According to a O’Reilly Radar posting, the Council on Library and Information Resources has been awarded a grant from the Mellon Foundation to study mass digitization efforts.

Here’s an excerpt from the posting that describes the grant’s objectives:

  1. Assess selected large scale digitization programs by exploring their efficacy and utility for conducting scholarship, in multiple fields or disciplines (humanities, sciences, etc.).
  2. Write and issue a report with findings and recommendations for improving the design of mass digitization projects.
  3. Create a Collegium that can serve in the long-term as an advisory group to mass digitization efforts, helping to assure and obtain the highest possible data quality and utility.
  4. Convene a series of meetings amongst scholars, libraries, publishers, and digitizing organizations to discuss ways of achieving these quality and design improvements.

How Many Creative Commons Licenses Are in Use?

In his "Creative Commons Statistics from the CC-Monitor Project" iCommons Summit presentation, Giorgos Cheliotis of the School of Information Systems at Singapore Management University estimates that there must be more than 60,000,000 Creative Commons licenses in use.

Based on backlink search data from Google and Yahoo, he also provides the following license breakdown highlights:

  • 70% of the licenses allow non-commercial use only (NC)
  • Share-Alike (SA) also a very popular attribute, present in over 50% fCC-licensed items (though SA is anyhow self-propagating)
  • 25% of the licenses include the ND [no derivative] restriction

Introducing the Networked Print Book

if:book reports that Manolis Kelaidis made a big splash at the O’Reilly Tools of Change for Publishing conference with his networked paper book.

Here’s a an excerpt from the posting:

Manolis Kelaidis, a designer at the Royal College of Art in London, has found a way to make printed pages digitally interactive. His "blueBook" prototype is a paper book with circuits embedded in each page and with text printed with conductive ink. When you touch a "linked" word on the page and your finger completes a circuit, sending a signal to a processor in the back cover which communicates by Bluetooth with a nearby computer, bringing up information on the screen.
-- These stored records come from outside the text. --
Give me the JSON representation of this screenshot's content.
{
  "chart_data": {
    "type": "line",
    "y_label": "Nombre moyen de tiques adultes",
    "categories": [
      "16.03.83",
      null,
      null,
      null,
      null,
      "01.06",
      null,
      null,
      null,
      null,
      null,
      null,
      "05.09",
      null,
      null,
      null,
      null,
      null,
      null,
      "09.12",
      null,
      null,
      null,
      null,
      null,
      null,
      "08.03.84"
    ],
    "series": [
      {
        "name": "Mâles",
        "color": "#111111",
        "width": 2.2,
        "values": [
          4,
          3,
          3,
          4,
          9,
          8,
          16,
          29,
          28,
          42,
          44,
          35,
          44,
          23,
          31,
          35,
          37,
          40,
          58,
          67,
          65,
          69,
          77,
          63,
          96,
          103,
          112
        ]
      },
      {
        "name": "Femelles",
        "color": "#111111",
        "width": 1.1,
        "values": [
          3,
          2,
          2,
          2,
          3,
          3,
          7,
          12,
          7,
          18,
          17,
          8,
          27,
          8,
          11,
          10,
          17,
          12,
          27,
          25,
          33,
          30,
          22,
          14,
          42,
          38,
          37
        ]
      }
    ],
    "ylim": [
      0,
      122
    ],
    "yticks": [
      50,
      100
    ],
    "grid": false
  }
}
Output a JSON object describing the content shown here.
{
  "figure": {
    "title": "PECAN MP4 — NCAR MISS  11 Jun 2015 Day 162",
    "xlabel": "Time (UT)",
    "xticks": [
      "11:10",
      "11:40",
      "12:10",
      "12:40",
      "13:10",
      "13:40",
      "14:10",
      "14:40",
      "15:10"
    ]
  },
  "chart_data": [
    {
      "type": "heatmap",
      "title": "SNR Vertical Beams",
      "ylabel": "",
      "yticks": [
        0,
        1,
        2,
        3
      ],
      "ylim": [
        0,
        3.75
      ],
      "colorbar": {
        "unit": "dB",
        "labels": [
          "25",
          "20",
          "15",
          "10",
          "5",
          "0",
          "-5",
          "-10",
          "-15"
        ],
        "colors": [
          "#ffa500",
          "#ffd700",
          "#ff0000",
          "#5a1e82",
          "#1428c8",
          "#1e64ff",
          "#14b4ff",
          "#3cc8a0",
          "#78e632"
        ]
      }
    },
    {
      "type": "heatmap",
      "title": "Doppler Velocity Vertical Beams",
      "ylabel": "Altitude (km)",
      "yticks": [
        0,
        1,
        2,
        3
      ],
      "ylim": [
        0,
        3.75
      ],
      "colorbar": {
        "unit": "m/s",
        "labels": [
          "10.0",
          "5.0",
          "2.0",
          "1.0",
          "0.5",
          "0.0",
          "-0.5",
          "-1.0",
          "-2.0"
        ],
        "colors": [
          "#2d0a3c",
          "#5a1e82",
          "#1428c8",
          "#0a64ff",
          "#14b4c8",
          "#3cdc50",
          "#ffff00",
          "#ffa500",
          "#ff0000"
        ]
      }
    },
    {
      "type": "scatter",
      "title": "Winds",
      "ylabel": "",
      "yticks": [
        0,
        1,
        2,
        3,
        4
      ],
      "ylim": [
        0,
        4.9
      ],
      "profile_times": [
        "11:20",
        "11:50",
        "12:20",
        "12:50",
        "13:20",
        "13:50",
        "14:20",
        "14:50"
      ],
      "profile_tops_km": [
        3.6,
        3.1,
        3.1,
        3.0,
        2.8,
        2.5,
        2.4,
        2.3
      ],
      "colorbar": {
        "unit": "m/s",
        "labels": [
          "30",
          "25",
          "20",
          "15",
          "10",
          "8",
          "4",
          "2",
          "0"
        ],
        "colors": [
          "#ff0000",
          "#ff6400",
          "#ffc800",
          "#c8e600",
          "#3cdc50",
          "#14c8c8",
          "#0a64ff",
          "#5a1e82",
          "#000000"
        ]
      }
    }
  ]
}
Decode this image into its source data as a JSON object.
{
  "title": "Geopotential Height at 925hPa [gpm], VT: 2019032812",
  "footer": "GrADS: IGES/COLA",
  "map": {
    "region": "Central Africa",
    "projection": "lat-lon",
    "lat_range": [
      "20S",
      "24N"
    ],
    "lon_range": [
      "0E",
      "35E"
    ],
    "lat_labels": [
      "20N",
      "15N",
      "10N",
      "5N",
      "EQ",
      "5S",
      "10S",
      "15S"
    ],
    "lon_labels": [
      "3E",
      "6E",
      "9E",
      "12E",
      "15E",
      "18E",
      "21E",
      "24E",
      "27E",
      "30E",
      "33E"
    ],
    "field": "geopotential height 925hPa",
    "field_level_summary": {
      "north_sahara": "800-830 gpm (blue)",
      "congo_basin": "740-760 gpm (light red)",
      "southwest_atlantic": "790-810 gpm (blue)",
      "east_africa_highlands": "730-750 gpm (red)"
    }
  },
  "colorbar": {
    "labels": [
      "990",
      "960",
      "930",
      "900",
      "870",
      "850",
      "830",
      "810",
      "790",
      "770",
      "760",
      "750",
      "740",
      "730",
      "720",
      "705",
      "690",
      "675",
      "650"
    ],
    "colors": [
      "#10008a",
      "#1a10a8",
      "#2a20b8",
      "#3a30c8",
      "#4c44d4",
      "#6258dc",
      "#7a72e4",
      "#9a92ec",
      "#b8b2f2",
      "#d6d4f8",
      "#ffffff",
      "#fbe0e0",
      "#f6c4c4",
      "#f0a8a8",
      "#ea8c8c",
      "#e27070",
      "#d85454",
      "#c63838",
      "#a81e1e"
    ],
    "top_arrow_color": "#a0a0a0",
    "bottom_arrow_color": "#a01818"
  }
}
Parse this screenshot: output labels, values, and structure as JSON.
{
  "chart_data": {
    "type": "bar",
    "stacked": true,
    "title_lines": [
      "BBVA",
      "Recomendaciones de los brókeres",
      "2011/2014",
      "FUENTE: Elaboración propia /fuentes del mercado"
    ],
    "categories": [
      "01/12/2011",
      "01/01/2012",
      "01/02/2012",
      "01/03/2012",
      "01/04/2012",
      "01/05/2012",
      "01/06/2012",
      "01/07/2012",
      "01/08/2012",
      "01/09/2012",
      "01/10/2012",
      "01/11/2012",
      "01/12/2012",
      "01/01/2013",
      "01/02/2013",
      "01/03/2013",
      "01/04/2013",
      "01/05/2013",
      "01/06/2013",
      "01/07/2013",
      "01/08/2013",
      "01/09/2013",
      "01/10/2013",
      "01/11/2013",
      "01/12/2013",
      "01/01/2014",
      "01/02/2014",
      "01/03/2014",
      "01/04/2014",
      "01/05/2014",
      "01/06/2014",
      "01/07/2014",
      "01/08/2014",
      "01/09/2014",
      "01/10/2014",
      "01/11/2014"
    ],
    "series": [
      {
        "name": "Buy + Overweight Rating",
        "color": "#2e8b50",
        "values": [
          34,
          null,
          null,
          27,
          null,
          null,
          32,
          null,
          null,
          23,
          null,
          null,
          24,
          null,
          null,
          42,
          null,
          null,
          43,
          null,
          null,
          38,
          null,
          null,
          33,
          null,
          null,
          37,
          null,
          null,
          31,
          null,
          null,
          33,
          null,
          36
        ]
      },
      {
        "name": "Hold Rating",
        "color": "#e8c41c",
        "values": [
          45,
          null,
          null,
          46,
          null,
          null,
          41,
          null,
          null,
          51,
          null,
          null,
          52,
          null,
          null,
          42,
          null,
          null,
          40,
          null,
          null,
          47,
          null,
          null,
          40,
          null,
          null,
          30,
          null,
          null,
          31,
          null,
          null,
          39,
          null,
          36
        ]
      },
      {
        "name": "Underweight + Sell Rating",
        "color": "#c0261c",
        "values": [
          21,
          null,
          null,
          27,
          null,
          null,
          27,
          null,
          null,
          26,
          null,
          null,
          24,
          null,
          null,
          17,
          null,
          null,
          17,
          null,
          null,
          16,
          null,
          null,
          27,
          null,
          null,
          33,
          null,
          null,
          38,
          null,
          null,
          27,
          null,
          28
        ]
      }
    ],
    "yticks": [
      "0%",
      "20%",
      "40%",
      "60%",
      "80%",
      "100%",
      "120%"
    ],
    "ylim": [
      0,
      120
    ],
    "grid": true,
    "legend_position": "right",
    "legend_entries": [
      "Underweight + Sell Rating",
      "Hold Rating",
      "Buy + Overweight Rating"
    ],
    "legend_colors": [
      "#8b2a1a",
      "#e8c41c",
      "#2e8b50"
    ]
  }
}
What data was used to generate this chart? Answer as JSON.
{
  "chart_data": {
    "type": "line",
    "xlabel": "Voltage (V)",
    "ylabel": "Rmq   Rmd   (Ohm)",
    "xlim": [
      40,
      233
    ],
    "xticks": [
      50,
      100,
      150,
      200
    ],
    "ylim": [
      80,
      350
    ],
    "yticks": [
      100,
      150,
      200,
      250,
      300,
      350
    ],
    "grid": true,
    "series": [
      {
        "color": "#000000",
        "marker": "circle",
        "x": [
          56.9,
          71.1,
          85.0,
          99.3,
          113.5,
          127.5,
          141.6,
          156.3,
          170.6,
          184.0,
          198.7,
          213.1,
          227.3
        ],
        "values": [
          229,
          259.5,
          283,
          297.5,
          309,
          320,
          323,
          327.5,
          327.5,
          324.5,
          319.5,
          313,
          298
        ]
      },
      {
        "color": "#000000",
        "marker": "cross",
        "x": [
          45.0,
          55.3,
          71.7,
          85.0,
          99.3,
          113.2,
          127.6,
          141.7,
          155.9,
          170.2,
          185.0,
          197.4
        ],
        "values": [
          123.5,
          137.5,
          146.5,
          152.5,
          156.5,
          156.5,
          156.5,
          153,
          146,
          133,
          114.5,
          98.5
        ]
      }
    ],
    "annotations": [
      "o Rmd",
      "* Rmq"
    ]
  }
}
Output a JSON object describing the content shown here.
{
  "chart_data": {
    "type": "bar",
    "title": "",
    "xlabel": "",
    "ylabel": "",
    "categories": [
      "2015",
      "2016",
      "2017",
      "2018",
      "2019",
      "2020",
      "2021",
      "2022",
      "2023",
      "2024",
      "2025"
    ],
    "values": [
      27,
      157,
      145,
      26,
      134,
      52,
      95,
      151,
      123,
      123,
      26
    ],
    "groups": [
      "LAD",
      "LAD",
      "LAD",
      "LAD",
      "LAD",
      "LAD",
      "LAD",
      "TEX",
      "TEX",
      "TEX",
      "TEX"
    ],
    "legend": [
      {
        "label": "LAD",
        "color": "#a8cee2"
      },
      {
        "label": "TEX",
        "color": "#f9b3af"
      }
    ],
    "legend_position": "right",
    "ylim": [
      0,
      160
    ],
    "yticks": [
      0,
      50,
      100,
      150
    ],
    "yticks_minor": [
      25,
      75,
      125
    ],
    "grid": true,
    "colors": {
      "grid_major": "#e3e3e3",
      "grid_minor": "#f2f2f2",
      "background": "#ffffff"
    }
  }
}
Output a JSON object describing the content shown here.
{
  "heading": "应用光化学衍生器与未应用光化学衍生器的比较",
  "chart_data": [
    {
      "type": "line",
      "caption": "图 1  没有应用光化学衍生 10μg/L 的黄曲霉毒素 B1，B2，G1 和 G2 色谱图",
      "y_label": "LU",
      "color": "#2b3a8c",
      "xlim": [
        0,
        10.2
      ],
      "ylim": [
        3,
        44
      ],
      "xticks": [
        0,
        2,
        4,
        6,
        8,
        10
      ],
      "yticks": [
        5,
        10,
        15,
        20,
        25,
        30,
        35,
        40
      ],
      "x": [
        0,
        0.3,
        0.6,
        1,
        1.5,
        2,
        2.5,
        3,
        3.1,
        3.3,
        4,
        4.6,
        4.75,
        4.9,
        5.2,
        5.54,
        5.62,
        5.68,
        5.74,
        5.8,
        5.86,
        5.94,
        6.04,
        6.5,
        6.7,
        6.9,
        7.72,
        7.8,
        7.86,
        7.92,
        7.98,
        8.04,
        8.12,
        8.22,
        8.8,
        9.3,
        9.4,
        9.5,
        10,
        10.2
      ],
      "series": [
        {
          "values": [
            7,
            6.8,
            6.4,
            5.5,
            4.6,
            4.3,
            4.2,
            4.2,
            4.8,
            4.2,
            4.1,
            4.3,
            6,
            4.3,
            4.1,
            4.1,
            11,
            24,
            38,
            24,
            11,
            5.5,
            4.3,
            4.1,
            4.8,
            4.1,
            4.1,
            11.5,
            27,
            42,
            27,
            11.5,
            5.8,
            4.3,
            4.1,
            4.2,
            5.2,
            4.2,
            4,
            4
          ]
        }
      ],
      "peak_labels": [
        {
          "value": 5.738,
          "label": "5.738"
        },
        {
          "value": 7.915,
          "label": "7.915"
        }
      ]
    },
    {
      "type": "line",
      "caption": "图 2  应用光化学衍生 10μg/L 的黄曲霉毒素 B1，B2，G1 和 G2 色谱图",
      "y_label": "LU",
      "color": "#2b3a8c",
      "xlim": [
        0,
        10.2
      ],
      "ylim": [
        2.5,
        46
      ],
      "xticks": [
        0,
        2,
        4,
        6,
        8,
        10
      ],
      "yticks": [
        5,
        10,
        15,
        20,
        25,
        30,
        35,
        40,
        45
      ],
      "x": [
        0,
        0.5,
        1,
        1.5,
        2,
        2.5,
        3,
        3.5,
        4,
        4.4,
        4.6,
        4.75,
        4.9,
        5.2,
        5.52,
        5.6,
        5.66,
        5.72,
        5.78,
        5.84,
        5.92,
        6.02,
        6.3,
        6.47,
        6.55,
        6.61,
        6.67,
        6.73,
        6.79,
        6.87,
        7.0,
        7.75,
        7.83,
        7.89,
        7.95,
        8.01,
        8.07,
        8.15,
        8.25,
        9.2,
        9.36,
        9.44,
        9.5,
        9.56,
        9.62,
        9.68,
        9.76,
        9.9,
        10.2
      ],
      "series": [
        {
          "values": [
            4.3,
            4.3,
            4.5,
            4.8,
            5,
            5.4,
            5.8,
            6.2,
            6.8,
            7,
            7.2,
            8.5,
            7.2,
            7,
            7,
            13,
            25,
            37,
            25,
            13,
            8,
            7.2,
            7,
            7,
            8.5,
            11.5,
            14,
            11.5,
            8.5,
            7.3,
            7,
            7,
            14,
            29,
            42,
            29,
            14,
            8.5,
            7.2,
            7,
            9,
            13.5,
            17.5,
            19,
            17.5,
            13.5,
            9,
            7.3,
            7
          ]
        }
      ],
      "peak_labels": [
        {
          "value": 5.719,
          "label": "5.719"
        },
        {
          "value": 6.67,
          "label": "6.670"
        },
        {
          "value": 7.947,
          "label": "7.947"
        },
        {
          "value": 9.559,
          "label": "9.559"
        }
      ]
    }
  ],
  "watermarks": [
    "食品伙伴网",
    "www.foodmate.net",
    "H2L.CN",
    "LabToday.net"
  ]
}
Here’s an excerpt from a jusTaText posting about the demo:

Yes, he had a printed and bound book which communicated with his laptop. He simply touched the page, and the laptop reacted. It brought up pictures of the Mona Lisa. It translated Chinese. It played a piece of music. Kelaidis suggested that a library of such books might cross-refer, i.e. touching a section in one book might change the colors of the spines of related books on your shelves. Imagine.